Liens historiques obligent, la France demeure le premier débouché économique (plus de 70 % du marché), mais aussi la plaque tournante de l'Europe. Loin derrière, les Etats-Unis. A Tahiti, on soupire après le potentiel du marché américain, mais le monoï y reste encore peu connu, en dépit de la croisade écologique de Marlon Brando, héros du film "Les révoltés du Bounty", qui fut marié à une Tahitienne et l'heureux propriétaire d'une île en Polynésie française. Parmi les nombreux clients, on trouve les Japonais - de plus en plus ombreux à s'envoler vers Tahiti pour se marier à la mode polynésienne -, mais aussi le Vietnam et la Nouvelle Zélande. Au total, un vingtaine de pays et un marché évalué à trois millions d'euros, que se partagent cinq producteurs locaux.

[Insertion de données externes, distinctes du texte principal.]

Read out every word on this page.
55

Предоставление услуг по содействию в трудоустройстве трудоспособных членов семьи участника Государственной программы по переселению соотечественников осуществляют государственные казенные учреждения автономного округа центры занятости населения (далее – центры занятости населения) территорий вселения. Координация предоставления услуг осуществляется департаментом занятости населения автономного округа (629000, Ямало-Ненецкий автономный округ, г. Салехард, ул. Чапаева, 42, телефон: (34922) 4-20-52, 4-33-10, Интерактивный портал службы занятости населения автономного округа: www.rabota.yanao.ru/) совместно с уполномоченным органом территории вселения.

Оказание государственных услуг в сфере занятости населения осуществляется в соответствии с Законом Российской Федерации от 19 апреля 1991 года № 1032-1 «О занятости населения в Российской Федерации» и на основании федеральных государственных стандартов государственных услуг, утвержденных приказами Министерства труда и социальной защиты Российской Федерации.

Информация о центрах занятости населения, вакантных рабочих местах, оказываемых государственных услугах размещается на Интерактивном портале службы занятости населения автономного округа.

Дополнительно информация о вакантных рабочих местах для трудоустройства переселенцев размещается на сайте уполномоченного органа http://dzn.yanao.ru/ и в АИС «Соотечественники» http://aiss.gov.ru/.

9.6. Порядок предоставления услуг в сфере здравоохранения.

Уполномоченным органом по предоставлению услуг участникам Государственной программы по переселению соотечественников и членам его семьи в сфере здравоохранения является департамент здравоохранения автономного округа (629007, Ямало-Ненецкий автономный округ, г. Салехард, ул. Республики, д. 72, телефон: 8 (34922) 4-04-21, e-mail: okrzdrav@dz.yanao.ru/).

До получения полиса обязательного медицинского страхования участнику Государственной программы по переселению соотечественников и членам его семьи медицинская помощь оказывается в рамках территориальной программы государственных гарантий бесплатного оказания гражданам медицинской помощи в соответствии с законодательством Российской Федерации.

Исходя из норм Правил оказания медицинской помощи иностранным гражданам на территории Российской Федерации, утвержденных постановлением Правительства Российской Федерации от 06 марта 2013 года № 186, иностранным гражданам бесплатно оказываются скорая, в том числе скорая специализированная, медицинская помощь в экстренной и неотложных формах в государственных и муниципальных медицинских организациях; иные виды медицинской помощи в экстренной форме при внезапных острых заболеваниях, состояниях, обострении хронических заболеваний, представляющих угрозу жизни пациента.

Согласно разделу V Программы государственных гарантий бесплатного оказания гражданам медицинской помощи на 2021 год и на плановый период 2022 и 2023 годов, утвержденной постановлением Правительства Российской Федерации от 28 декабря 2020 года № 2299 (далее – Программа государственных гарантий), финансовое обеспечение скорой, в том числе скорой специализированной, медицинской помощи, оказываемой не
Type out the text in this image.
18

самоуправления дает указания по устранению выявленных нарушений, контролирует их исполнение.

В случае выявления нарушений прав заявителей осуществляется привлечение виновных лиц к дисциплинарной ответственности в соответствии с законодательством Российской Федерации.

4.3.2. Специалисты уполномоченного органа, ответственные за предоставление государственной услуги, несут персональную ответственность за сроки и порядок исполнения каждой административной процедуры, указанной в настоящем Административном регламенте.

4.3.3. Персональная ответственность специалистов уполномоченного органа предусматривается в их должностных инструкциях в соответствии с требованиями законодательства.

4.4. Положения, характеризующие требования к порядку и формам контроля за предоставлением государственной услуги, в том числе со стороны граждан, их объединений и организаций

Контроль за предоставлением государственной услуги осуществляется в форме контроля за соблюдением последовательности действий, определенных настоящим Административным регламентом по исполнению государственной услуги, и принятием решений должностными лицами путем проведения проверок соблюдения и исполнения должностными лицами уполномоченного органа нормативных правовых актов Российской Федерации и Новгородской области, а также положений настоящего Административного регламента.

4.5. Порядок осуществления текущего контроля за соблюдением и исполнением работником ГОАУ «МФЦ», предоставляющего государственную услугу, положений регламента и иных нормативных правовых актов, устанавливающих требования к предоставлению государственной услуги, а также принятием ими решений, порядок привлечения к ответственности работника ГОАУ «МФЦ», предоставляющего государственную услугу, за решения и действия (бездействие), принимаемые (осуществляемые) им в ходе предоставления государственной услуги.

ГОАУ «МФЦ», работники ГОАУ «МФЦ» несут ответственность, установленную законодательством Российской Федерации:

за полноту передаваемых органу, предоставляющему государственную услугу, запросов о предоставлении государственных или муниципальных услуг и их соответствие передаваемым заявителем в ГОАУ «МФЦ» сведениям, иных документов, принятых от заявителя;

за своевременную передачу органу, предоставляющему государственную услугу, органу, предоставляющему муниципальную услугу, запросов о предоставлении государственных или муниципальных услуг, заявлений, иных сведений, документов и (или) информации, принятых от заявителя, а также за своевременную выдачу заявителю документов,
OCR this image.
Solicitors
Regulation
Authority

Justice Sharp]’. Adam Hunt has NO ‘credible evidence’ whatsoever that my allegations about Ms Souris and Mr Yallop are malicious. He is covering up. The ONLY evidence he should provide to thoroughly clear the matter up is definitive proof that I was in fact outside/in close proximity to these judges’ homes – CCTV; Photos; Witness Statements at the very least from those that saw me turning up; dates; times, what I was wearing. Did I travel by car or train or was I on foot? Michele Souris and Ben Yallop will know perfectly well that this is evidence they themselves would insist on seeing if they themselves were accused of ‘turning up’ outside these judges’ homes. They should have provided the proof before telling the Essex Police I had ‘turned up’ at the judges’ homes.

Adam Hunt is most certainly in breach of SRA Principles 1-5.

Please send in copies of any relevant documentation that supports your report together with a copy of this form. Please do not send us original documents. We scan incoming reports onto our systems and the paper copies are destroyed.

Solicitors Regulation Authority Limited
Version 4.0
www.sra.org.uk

A l'origine, le positionnement est simple : le monoï, c'est une huile parfumée, qui hydrate et satine la peau sous le soleil. Sauf que... avec la recrudescence des mélanomes et des cancers de la peau, le soleil n'est plus en odeur de sainteté : au début des années 1990, les ventes dégringolent. Qu'à cela ne tienne, l'huile de monoï va s'enrichir de filtres UV et acquérir le statut plus porteur et respectable de protection solaire. L'occasion de recruter dans les rangs de la gens masculine, peu tentée jusqu'alors par ce produit à l'image peu virile.
La formule fonctionne et inaugure l'ère de la diversification.
- Initialement, le monoï a été importé par des particuliers, qui n'ont pas su communiquer sur ses vertus hydratantes et assainissantes. L'image est trop réductrice, déplore Yves Touboul, directeur commercial de la société Pacifique sud cosmétiques. Aujourd'hui, on se rattrape : le monoï se décline en crème pour le corps, enrichie au beurre de karité et autres vitamines, en baume hydratant et masques en tout genre.
L'avantage : s'affranchir du diktat de la saison estivale. Désormais, les consommatrices vont pouvoir s'enduire de monoï toute l'année.
Autre facteur dynamisant : la vague du naturel, sur laquelle le monoï surfe avec une maestria toute tahitienne, en s'imposant dans les établissements de thalassothérapie. Les adeptes du bien-être sont accros. Même après 2000 ans, cette huile est toujours bénie des dieux.